THERE WILL BE BLOOD - UCZTA
Pewnego dnia, kiedy ogladasz filmy.... te dobre lepsze i najlepsze.. az potem tylko najlepsze .. az potem rowneirz i te slabe.. dzieje sie cos takiego ze ... czekasz... tak jak czekasz na milosc.... jak czekasz az ujzysz ta kobeite w ktorej zobaczysz to czego nikt inny nie zobaczyl... moze sie zakochasz... a przez to zmienisz...
tak tez jest z filmem... czekasz na ten film ktory znowu toba wstrzasnie... Tak mialem z LIsta Schindlera... i paroma innymi filmami...
i dzisiaj tez... Razem z Cezarym Filipem i NIkodemem... bylismy na AZ POLEJE SIE KREW... po prostu wykurwisty film... dla tych ktorzy kochaja kino ...

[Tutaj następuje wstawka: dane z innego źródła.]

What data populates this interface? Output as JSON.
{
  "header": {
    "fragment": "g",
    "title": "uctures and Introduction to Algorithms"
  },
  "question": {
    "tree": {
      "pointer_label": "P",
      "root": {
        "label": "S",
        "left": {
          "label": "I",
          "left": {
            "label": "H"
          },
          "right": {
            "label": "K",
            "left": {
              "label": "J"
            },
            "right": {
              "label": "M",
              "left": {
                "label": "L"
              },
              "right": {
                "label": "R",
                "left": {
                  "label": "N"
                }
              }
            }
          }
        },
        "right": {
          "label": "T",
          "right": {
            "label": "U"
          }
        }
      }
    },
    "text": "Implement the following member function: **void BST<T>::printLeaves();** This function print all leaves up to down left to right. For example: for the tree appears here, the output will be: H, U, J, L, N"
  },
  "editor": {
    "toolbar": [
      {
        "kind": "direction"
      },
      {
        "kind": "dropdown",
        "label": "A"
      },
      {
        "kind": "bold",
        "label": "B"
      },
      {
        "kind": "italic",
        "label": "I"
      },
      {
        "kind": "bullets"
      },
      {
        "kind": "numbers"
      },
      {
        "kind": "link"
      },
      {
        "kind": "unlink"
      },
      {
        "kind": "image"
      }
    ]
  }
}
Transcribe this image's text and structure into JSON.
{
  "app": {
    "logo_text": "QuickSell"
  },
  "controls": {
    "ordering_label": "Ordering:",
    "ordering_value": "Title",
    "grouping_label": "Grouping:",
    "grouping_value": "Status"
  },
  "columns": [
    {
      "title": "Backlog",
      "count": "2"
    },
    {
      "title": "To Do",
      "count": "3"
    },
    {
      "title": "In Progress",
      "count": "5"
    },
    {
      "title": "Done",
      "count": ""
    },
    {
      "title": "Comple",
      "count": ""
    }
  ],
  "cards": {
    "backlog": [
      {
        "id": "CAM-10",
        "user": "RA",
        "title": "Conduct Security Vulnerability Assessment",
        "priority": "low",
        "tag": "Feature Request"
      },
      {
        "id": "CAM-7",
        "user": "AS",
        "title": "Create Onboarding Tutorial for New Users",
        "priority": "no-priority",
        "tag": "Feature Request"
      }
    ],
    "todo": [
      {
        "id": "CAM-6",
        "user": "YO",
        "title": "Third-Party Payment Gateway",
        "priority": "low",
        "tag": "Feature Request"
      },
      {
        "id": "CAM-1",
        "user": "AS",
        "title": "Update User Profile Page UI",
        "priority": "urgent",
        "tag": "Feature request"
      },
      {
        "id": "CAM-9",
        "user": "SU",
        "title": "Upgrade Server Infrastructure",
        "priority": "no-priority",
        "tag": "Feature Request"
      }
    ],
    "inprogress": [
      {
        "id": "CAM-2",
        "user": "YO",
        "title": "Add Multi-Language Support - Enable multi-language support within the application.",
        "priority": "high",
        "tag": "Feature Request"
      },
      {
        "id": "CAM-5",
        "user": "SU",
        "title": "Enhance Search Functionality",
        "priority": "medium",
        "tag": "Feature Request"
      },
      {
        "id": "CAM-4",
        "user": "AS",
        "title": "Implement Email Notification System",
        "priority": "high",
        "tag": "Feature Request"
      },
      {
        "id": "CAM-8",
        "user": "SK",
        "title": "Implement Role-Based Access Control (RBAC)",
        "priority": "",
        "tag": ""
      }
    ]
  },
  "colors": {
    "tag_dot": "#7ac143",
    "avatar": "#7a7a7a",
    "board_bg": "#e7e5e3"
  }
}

To jak jedna z tych ksiazek ktora wiernego czytacza zatrzymuje na pare dni... bo chce sia nia delektowac... Doprawdy piekny.. i co teraz ... :)
Komentarze
"to nie jest kraj..." ogladalem jeszcze wczesniej i tez siedzialem w fotelu przy napisach zeby zachowac to uczucie obcowania z filmem jak dluzej, strasznie mi sie podobal, ale znowu nie wiem czy to jest film na oscara? za rezyserie tak, scenariusz tak, co tam jeszcze - tak, ale film.. jako calosc.. to znowu cos wiecej.
nie wiem, moze to kwestia definicji, co to wlasciwie znaczy 'najlepszy film' :)
cos mi sie tak zdaje w przepowiedni....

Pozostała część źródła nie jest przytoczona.